Catharsis can occur in both literary pieces and real life. In the majority of cases, it is much stronger in literary works as the certain level of drama is oftentimes added to them, while in real life this experience doesn’t necessarily have to be extremely dramatic or tragic. Sometimes, even reading a touching story or getting rid of the old memories can give a person the sense of the spiritual renewal, which catharsis signifies.
The term originates from the Greek word “katharsis”, which can be translated as “cleansing”, “purging”. In English, it was first used in the field of medicine to imply certain medications that possessed cleansing properties. Somewhere around 1670, the term began appearing in works related to literature and was used in its general sense, as the emotional occurrence.
There is a number of various reasons why authors implement catharsis in their works. The catharsis occurrence allows the reader to go through certain emotions indirectly. This means the reader is able to feel pity, sorrow, and even pain of the main hero (to some extent) without being affected too much by these feelings, as they are not connected to the real-life events of the reader. In this case, catharsis helps the reader discharge their emotions and reduce the feeling of tension.
When employing the catharsis scenes, the author is able to reveal certain traits of the character. Making the hero go through such an experience, the writer develops the character more and shows the new sides of him or her. This technique can also help the hero come to a sudden realization concerning his or her past and behavior.
When the readers are affected by the catharsis in the narration, they become more attached to the hero of the literary piece. Thus, a stronger bond appears between the audience and the heroes. This helps the author make his work more memorable and have a more significant impact on the reader. When serious and powerful emotions are involved, it is hard for the reader to stay indifferent. Therefore, when the catharsis occurs, the audience experiences deeper and stronger feelings about the literary piece.
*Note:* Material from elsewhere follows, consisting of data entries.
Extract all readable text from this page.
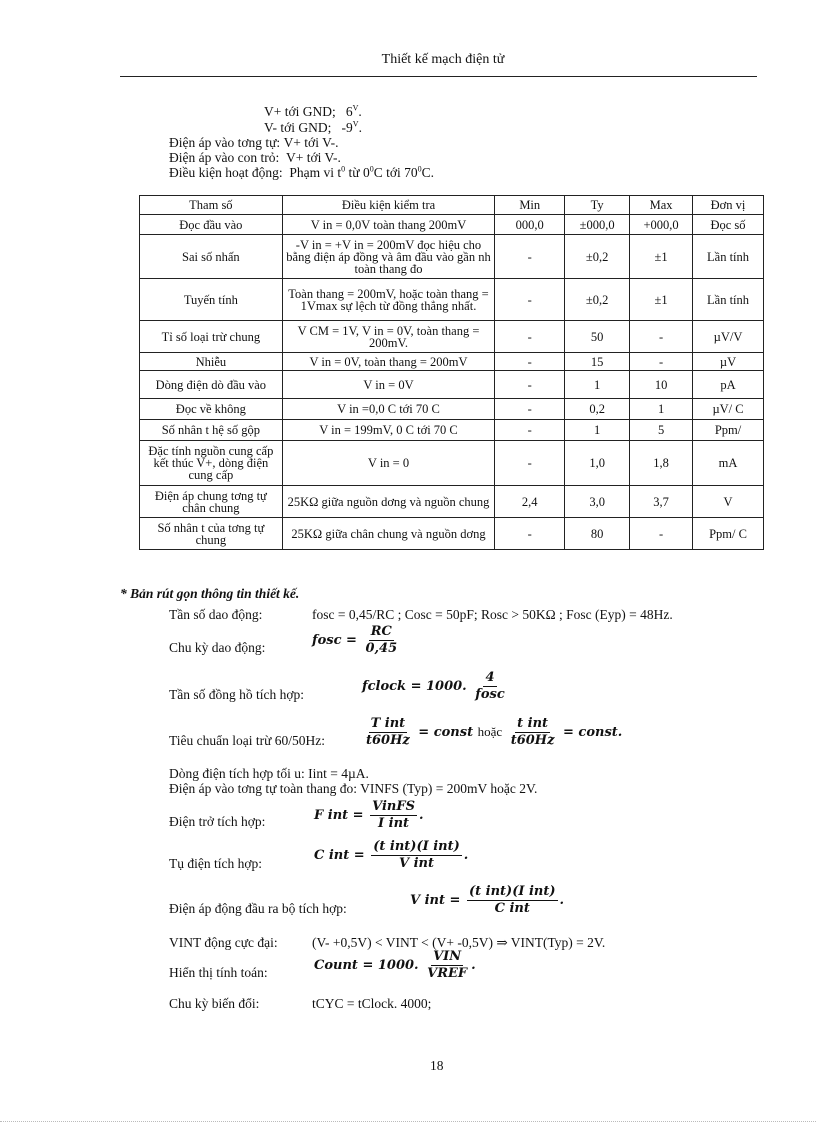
Thiết kế mạch điện tử
V+ tới GND; $6^V$.
V- tới GND; $-9^V$.
Điện áp vào tơng tự: V+ tới V-.
Điện áp vào con trỏ: V+ tới V-.
Điều kiện hoạt động: Phạm vi $t^0$ từ $0^0C$ tới $70^0C$.
Tham số	Điều kiện kiểm tra	Min	Ty	Max	Đơn vị
Đọc đầu vào	V in = 0,0V toàn thang 200mV	000,0	±000,0	+000,0	Đọc số
Sai số nhấn	-V in = +V in = 200mV đọc hiệu cho bằng điện áp đồng và âm đầu vào gần nh toàn thang đo	-	±0,2	±1	Lần tính
Tuyến tính	Toàn thang = 200mV, hoặc toàn thang = 1Vmax sự lệch từ đồng thẳng nhất.	-	±0,2	±1	Lần tính
Tỉ số loại trừ chung	V CM = 1V, V in = 0V, toàn thang = 200mV.	-	50	-	µV/V
Nhiễu	V in = 0V, toàn thang = 200mV	-	15	-	µV
Dòng điện dò đầu vào	V in = 0V	-	1	10	pA
Đọc về không	V in =0,0 C tới 70 C	-	0,2	1	µV/ C
Số nhân t hệ số gộp	V in = 199mV, 0 C tới 70 C	-	1	5	Ppm/
Đặc tính nguồn cung cấp kết thúc V+, dòng điện cung cấp	V in = 0	-	1,0	1,8	mA
Điện áp chung tơng tự chân chung	25KΩ giữa nguồn dơng và nguồn chung	2,4	3,0	3,7	V
Số nhân t của tơng tự chung	25KΩ giữa chân chung và nguồn dơng	-	80	-	Ppm/ C
* Bản rút gọn thông tin thiết kế.
Tần số dao động:	fosc = 0,45/RC ; Cosc = 50pF; Rosc > 50KΩ ; Fosc (Eyp) = 48Hz.
Chu kỳ dao động:	fosc = $\frac{RC}{0,45}$
Tần số đồng hồ tích hợp:
fclock = 1000. $\frac{4}{\text{fosc}}$
Tiêu chuẩn loại trừ 60/50Hz:	$\frac{\text{T int}}{t60Hz}$ = const hoặc $\frac{\text{t int}}{t60Hz}$ = const.
Dòng điện tích hợp tối u: Iint = 4µA.
Điện áp vào tơng tự toàn thang đo: VINFS (Typ) = 200mV hoặc 2V.
Điện trở tích hợp:	F int = $\frac{\text{VinFS}}{\text{I int}}$ .
Tụ điện tích hợp:
C int = $\frac{\text{(t int)(I int)}}{\text{V int}}$ .
Điện áp động đầu ra bộ tích hợp:
V int = $\frac{\text{(t int)(I int)}}{\text{C int}}$ .
VINT động cực đại:	(V- +0,5V) < VINT < (V+ -0,5V) ⇒ VINT(Typ) = 2V.
Hiển thị tính toán:	Count = 1000. $\frac{\text{VIN}}{\text{VREF}}$ .
Chu kỳ biến đổi:	tCYC = tClock. 4000;
18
Aristotle, studying the concept of catharsis, came to an interesting conclusion concerning how this literary tool can help the reader. According to his theory, when sharing the heroes’ experiences while watching a play, the viewers learn how to control and regulate their personal feelings and emotions in real-life situations. This has to do with the empathic property of the catharsis. The experiences of the characters are reflected on the audience, making each individual go through certain occurrences and deeper feelings. Hence, when the extra emotional life events occur, the reader will be able to deal with feelings and regulate them more effectively.
The examples of catharsis occurrences can be found in different literary pieces, mostly dramas and tragedies. For instance, Shakespeare masterfully implemented this literary device in one of his plays called “Othello”. The main hero perceives catharsis when he realizes the mistake he has made (killing Desdemona). Here, the hero goes through the intense rush of emotions, which results in his suicide. This is when the audience is able to undergo the cathartic occurrence as well. They feel sorrow for the heroes, strong empathy, sadness, and remorse, which might help them discharge their emotional tension.
V. Wolf in one of her works called “To the Lighthouse” used catharsis to illustrate the feelings of the character more deeply. Mister Ramsay, feeling melancholic because he didn’t reach his full (in his opinion) potential, reads a passage from “The Antiquary”, which allows him to experience the cathartic feeling. By sharing the tragedy with the fictitious characters, he experiences empathy and goes through the same emotions as the heroes do. Subsequently, this cathartic occurrence leaves him feeling relieved. He is now able to deal with his own feelings and emotions better and can control and regulate them more effectively.
Catharsis can happen in real life as well. Oftentimes, when people go through emotionally challenging and rough periods of their lives, they can either reach certain conclusions about themselves or let their emotional steam out and acquire the feeling of relief. Getting rid of the things that bring up bad memories can be called a cathartic experience as well. Completely changing your life because of the certain events is oftentimes considered to be the occurrence of catharsis. This proves that catharsis not only serves as a literary tool but also can occur in our daily lives.